The lifer is in the process of finding external investment managers – mainly multi-asset managers. Two selection rounds have so far been completed, he said.

Deng said he paused the selection process a year ago when taking the helm as group CIO because he wanted to see how the currency risks associated with its beefed up overseas investments were going to be hedged.

“Then it turned out that many external managers we were about to entrust our assets were not very clear about methods to hedge the currency risks,” he said.

“From an investor point of view, we can take interest rate risk, credit spread risk, equity risk and liquidity risk, but forex risk is something that I am not willing to bear,” Deng said. “This is mainly because all of the risks in the market, even geopolitical risks, manifest themselves in forex risk, making it particularly hard to track, model and predict.”


The challenge is particularly acute for companies such as CPIC Life because they have huge liabilities principally denominated in renminbi.

The Chinese currency has been depreciating in value against the US dollar since May last year, breaching Rmb7 to the US dollar in August, which would have boosted the renminbi-value of any foreign investment returns earned in that period.

But it can work the other way too, potentially leading to major losses, which is why it's so important to neutralise the forex risk with hedging in order to isolate the underlying investment risks and why CPIC Life is taking its time on the issue.

There will be at least three rounds of selection. Basically, the managers that have been selected are big names in the industry, Deng said, without disclosing any names.

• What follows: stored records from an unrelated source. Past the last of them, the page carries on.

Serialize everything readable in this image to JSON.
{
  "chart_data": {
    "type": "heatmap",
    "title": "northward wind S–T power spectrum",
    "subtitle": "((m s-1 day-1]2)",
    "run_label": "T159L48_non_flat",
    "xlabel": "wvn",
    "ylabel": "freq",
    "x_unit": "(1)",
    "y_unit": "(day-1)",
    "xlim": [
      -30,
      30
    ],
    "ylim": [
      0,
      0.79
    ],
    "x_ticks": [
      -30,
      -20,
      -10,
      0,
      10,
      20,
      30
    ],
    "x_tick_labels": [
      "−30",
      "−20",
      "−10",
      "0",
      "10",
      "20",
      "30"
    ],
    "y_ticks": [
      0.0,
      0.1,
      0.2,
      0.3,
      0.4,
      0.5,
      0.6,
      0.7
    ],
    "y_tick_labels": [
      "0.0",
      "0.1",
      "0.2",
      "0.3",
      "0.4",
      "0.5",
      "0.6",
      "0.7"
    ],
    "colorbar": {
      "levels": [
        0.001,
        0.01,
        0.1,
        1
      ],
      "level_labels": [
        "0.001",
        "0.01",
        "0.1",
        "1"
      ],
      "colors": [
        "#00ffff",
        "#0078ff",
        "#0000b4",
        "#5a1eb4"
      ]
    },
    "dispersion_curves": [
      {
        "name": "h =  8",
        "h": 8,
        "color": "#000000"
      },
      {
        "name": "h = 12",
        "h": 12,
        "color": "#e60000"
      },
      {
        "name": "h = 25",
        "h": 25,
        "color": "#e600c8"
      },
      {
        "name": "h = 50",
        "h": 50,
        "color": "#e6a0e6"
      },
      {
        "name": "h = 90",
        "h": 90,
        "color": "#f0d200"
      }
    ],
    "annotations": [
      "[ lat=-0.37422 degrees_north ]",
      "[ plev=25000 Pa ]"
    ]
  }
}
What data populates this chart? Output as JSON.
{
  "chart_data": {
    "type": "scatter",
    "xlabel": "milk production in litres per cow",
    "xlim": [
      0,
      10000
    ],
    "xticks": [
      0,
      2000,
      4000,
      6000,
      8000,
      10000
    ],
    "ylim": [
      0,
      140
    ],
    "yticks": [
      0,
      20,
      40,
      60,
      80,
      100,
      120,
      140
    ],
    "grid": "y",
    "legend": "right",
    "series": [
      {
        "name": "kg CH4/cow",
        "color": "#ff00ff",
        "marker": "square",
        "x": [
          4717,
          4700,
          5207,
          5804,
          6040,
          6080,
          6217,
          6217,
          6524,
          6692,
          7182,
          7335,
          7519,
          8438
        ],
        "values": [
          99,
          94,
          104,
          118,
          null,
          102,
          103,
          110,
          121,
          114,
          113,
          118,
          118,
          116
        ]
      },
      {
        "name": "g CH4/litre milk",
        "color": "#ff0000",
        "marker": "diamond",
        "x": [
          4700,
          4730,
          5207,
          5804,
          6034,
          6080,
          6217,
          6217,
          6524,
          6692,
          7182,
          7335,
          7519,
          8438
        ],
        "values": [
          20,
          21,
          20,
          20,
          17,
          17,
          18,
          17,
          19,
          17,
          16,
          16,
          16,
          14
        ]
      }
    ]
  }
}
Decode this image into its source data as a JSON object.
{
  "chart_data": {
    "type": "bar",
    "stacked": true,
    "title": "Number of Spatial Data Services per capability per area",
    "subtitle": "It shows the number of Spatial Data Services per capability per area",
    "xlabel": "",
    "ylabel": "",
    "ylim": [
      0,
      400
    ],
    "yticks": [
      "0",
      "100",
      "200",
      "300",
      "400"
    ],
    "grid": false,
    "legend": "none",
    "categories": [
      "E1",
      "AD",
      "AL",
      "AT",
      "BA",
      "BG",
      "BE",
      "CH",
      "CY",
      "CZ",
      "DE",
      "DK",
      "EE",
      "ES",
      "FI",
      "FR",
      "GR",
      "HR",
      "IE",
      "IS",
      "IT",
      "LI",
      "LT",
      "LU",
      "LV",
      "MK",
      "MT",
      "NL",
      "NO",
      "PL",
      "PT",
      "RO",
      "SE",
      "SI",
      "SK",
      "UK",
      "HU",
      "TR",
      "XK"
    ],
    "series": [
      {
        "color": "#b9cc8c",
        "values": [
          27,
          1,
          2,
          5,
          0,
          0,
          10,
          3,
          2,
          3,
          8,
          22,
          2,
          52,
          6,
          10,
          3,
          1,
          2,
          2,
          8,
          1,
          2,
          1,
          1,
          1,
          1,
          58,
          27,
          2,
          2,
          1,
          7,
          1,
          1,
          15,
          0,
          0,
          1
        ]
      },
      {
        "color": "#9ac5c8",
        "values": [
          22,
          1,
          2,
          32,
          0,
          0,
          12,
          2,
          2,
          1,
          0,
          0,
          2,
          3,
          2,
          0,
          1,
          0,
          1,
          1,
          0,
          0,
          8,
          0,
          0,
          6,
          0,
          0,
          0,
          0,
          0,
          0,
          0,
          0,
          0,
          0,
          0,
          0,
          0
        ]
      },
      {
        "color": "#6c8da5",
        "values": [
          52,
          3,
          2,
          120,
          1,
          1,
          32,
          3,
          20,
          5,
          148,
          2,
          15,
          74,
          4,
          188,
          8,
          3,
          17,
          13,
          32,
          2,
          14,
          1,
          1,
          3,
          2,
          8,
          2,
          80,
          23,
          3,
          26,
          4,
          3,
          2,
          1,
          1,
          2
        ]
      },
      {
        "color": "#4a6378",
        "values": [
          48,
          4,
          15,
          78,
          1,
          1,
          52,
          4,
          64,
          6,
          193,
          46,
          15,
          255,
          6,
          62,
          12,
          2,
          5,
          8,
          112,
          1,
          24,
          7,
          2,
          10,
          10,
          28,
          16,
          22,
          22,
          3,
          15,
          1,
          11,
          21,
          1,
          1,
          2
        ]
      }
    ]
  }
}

All, presumably, are now working hard on the forex-hedging element of their pitches, enabled by the growth of offshore renminbi trading, not least in the dominant global forex hub of London, where renminbi-dollar trading now accounts for a larger market share than even euro-sterling trading. 


Resolving the renminbi hedging conundrum could yet help persuade Beijing to open up QDII quotas further and encourage some limited two-way flow of investment capital into and out of China, even if the government's authoritarian nature means some form of capital control will doubtless remain. 

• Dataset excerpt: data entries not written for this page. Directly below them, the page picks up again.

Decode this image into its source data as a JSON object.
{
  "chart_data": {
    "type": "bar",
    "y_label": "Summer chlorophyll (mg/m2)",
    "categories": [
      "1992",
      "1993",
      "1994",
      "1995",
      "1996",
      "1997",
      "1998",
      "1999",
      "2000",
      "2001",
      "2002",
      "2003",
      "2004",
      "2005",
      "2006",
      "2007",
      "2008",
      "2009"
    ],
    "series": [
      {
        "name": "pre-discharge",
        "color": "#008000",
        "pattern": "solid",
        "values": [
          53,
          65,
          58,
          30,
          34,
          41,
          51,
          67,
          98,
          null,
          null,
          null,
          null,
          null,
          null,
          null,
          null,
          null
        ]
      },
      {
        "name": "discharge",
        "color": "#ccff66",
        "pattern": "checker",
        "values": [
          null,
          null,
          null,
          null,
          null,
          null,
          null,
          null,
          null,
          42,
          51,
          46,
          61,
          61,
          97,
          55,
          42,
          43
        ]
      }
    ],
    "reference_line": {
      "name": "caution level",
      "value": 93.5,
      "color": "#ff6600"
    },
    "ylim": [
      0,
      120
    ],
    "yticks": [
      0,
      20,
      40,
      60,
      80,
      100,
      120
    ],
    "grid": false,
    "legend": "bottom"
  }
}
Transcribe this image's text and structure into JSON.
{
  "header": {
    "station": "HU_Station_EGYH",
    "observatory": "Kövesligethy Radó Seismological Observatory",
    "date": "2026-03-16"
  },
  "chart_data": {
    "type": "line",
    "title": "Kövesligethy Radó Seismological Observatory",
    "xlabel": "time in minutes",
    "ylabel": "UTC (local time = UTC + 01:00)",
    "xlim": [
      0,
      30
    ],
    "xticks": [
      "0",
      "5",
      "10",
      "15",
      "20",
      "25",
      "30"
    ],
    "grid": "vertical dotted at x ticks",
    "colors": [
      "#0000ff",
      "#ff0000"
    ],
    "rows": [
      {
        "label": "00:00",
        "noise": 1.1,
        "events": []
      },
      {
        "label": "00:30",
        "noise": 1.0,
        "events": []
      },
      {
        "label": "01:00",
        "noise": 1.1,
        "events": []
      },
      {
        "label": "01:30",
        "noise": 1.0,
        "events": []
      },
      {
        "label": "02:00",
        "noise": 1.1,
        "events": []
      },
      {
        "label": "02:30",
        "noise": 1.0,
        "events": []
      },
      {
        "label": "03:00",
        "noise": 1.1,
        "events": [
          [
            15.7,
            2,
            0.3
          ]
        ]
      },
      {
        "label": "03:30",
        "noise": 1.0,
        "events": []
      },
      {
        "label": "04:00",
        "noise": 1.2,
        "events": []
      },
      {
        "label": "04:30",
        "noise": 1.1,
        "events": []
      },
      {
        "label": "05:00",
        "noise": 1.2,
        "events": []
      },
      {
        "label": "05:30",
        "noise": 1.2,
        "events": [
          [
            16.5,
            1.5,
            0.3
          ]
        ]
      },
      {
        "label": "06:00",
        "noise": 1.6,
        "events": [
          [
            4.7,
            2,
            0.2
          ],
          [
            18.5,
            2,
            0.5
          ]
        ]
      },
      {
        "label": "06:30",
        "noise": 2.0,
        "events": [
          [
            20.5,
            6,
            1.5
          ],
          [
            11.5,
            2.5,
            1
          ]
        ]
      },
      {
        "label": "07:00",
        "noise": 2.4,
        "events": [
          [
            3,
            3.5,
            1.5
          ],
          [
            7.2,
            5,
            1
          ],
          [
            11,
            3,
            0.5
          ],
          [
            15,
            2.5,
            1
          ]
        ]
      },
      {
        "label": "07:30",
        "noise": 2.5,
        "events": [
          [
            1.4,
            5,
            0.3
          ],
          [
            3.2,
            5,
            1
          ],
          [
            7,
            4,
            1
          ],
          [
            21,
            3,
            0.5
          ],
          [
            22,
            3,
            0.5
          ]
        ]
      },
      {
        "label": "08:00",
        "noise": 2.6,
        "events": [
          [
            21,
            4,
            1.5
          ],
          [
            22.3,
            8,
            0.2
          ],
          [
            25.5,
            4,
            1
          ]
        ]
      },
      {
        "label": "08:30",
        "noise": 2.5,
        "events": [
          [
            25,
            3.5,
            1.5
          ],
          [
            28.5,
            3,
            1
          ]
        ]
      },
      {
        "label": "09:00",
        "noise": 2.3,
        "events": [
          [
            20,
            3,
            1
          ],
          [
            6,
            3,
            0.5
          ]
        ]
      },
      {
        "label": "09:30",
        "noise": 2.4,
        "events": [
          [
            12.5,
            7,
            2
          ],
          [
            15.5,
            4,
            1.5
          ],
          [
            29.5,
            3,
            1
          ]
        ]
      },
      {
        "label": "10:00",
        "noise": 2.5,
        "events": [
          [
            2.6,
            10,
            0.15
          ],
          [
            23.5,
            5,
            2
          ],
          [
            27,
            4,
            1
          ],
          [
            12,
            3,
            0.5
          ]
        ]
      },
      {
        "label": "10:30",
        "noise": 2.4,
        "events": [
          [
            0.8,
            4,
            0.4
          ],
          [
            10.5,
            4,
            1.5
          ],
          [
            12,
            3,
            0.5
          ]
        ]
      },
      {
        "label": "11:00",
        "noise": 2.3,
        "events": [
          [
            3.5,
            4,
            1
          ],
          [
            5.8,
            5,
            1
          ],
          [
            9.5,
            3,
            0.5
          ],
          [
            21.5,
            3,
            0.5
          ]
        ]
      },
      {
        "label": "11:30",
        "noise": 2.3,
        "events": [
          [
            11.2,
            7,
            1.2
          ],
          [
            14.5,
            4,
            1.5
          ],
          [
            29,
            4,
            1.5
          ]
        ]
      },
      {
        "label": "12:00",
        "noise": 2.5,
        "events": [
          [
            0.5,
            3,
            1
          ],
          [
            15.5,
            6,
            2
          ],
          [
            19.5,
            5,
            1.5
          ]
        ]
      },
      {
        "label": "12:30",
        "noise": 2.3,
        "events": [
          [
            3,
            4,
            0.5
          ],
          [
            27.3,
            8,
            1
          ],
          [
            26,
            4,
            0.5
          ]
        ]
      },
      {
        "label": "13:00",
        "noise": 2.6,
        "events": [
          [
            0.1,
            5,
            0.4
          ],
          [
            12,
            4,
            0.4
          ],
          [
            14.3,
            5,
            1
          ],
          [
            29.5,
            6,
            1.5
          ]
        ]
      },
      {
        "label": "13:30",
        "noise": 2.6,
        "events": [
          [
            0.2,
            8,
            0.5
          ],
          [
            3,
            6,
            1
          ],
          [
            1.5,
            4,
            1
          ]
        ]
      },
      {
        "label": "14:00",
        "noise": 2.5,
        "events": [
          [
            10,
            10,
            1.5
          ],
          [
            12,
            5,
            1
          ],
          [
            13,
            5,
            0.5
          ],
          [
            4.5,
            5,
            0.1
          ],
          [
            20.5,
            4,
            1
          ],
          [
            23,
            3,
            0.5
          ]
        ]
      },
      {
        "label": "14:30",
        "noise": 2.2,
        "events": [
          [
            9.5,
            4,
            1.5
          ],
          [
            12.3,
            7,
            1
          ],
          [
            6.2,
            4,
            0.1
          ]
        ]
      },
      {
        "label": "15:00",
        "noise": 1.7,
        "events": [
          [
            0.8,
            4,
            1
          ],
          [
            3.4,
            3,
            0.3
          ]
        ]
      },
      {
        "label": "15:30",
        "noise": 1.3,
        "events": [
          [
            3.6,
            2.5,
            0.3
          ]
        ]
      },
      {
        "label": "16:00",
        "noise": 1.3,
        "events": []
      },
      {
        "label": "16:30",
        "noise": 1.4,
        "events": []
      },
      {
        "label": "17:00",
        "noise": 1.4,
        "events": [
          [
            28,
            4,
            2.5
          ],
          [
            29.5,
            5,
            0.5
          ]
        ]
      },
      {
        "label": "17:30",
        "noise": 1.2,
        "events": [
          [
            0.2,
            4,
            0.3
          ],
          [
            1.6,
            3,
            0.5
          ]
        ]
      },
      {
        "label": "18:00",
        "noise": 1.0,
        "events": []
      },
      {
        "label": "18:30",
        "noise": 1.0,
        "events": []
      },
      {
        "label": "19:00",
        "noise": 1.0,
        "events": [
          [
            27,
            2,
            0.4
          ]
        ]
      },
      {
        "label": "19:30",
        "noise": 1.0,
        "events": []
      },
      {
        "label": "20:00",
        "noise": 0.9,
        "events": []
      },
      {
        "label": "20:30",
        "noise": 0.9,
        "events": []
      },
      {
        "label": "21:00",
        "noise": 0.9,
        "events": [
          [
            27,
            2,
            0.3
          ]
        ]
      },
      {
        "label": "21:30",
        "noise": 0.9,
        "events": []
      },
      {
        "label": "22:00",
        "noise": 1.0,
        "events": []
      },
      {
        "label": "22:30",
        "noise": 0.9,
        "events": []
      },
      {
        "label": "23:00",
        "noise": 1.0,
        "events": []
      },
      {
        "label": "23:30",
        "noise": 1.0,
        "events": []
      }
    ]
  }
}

In September, China moved to scrap the quotas on its long-established inbound investment programmes – qualified foreign institutional investors (QFII) and its renminbi equivalent RQFII. Inevitably, that has raised questions over whether QDII quotas will be removed or relaxed soon, particularly when there is rising need for domestic institutional investors to diversify overseas.

The last approval given under the QDII scheme was in April and brought the total quota value to Rmb103.98 billion, according to the State Administration of Foreign Exchange.

Deng said he believed that these investment restrictions will be relaxed again soon, although he didn't say when or by how much.

Capital controls are a restriction on overseas investments, but capital flow is an important driver of economic growth. So the big trend will be a freer flow of capital and there’ll likely be more outbound Chinese investments in the future, he said.

Institutional investors in China will continue to ramp up their overseas investments, Deng predicted, as there is a lot of money in mainland China and there are great investment opportunities overseas.